The Pentagon still sometimes feels it is playing catch-up in a propaganda market dominated by al-Qaeda, whose media operations include sophisticated Web sites and professionally produced videos and audios featuring Osama bin Laden and his lieutenants. "For guys living in caves, they got the killer apps," Secretary Robert M. Gates often remarks. "We didn't even know there was an Arab word for nerd."

Military and contractor-produced media campaigns like, 'Ten Things I Hate About Insurgents,' "helped in developing attitudes" that led Iraqis to reject al-Jazeera's 'American Infidel'" over the past two years, an official said. "Death To America Or No Death To America killed in Basra," a State Department official said.

U.S.-produced public service broadcasts and billboards have touted improvements in government services. "Our 'Got Water?' campaign seems to be well received said a Pentagon spokesperson. "At least in the areas of Baghdad where we've restored water."

When national euphoria broke out last year after an Iraqi singer won a talent contest in Lebanon, the U.S. military considered producing an Iraqi version of "American Idol" to help distract people from the fact that they live in a war zone. The idea was shelved as too expensive, an official said, and "most people still don't have electricity all day so we couldn't figure out a time to show it." Even so, "'The Amazing Race' is an idea that's popular with Iraqis," the official said. "Especially since in allows them to get out of the country."

One official described how part of the program works: "There's a video piece produced by a contractor . . . showing a family being attacked by a group of bad guys, and their daughter being taken off. The message is: You've got to stand up against the enemy." The professionally produced vignette, he said, "is offered for airing on various [television] stations in Iraq. "So far our surveys indicate that most people who watch the video think the bad guys are us, but we're working on that," the official told reporters.
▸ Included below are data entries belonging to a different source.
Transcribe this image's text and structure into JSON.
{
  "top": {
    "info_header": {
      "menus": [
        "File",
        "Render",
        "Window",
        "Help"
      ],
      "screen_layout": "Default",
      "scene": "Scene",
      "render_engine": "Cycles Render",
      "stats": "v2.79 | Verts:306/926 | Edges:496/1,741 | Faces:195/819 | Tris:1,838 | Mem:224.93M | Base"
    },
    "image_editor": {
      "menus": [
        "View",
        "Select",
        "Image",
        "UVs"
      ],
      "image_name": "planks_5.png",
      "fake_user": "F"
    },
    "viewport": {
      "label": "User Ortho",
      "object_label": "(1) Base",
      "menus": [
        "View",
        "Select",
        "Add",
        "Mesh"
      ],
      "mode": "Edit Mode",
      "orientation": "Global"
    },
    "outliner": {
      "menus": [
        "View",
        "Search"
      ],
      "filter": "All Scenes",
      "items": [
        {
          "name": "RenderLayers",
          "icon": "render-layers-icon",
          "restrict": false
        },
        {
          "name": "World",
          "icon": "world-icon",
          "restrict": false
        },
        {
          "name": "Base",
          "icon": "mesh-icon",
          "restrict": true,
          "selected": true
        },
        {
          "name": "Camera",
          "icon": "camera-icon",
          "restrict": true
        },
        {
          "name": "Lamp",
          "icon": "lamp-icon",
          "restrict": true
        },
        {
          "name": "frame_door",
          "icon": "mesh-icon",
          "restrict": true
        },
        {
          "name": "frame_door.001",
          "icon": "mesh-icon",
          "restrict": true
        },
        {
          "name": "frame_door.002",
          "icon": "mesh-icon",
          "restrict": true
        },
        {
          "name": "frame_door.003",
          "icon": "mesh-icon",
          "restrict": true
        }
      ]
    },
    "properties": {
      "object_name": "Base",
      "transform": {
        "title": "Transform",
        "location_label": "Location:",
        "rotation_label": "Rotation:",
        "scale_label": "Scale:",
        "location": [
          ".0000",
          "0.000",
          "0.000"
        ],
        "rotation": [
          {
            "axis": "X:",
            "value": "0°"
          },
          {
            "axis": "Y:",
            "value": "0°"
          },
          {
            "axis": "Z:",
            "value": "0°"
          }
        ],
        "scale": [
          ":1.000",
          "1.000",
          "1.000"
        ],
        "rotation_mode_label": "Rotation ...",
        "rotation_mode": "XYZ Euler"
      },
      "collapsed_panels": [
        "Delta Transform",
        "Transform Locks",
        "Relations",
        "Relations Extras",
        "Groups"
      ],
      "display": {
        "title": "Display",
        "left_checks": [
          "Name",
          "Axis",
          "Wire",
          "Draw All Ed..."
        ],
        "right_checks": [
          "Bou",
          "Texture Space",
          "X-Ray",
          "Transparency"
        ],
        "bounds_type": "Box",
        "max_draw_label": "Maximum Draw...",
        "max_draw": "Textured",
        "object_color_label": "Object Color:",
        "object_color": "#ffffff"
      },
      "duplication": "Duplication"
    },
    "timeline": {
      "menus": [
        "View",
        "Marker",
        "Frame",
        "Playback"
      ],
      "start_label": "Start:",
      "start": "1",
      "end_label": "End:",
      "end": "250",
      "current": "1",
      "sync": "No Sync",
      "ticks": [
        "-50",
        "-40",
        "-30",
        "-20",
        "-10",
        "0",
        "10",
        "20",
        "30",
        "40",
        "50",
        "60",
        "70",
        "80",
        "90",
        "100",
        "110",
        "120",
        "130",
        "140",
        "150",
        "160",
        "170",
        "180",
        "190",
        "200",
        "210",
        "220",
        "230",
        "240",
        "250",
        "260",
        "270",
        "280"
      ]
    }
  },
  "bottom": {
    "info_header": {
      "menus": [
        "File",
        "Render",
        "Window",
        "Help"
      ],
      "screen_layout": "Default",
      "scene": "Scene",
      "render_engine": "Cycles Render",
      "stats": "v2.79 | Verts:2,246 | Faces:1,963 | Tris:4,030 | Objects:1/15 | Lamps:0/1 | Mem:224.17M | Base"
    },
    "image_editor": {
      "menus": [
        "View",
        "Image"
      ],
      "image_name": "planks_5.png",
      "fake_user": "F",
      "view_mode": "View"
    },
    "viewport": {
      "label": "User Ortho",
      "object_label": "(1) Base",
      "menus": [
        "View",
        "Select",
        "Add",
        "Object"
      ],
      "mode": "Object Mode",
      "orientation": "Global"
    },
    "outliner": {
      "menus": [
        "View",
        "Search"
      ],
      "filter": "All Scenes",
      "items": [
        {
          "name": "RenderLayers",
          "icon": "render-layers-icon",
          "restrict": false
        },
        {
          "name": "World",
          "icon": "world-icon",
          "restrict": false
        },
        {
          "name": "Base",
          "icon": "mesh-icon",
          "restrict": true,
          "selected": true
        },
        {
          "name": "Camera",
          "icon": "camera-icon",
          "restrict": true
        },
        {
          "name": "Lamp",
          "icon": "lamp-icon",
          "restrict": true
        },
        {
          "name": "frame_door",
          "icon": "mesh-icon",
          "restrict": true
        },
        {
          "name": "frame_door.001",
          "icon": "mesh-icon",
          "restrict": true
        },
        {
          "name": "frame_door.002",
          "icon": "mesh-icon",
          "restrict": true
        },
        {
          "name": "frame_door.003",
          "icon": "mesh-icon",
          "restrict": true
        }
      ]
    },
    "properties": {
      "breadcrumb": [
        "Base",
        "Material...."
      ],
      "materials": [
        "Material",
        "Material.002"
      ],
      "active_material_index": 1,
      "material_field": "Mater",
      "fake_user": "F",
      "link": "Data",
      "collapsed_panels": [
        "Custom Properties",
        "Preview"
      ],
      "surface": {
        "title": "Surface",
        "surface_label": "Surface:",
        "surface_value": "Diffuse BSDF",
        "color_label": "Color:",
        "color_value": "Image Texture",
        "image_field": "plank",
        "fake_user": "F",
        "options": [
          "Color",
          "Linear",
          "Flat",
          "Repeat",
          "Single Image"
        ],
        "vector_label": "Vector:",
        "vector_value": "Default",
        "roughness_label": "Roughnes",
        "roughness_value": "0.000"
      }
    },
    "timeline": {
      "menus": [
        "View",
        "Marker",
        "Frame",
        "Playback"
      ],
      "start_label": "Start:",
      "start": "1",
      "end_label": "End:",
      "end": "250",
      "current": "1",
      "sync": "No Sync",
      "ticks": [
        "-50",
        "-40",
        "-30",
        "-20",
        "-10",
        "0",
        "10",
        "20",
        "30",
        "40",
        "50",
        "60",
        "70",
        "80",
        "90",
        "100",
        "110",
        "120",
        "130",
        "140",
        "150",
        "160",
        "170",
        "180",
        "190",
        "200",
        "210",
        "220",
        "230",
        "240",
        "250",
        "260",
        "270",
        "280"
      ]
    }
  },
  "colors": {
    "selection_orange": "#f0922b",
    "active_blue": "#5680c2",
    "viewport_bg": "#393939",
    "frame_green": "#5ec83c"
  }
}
Some of the new doctrine emerged from General David Petraeus's own early experience in Iraq. As commander of the 101st Airborne Division in northern Nineveh province in 2003, he ensured that war-ravaged radio and television stations were brought rapidly back on line. At his urging, the first TV programs included Nineveh Talent Search. "We had to give it up though," an aide to Petraeus said. "After all, how many different ways can you sing 'Death to the Crusaders' before the whole thing gets pretty boring?"

Defense officials maintained that strict rules are enforced against disseminating false information. "Our enemies have the luxury of not having to tell the truth," Undersecretary of Defense Eric Edelman told a congressional hearing last month. "We pay an extremely high price if we blame the insurgents when we blow up a neighborhood.

In 2006, the Pentagon's inspector general found that media work that the Lincoln Group did in Iraq was improperly supervised but legal. The contractor had prepared news items considered favorable to the U.S. military and paid to place them in the Iraqi media without attribution. Then-Defense Secretary Donald H. Rumsfeld told reporters that his initial reaction to the anonymous pay-to-publish program was "Gee, that's not what we ought to be doing. We ought to be blowing those TV stations up."

"He was very focused," said a pentagon official.

Some inside the military itself have questioned the effectiveness of the defense program. "I'm not a huge fan" of information operations, one military official said, adding that Iraqi opinions -- as for most people -- are formed more by what they experience than by what they read in a newspaper, hear on the radio or see on billboards. "So a nice billboard saying Uncle Sam is your friend over the smoldering ruins of your house? Not so effective."

1 comment:

Anonymous said...

Let's hope Obama gets in and we are out in 18 months. Iraq needs to take over its own country and we now need to lend serious troops to Afghanistan .
The world is a scarier place if you make more support is the only way to go as it has always been.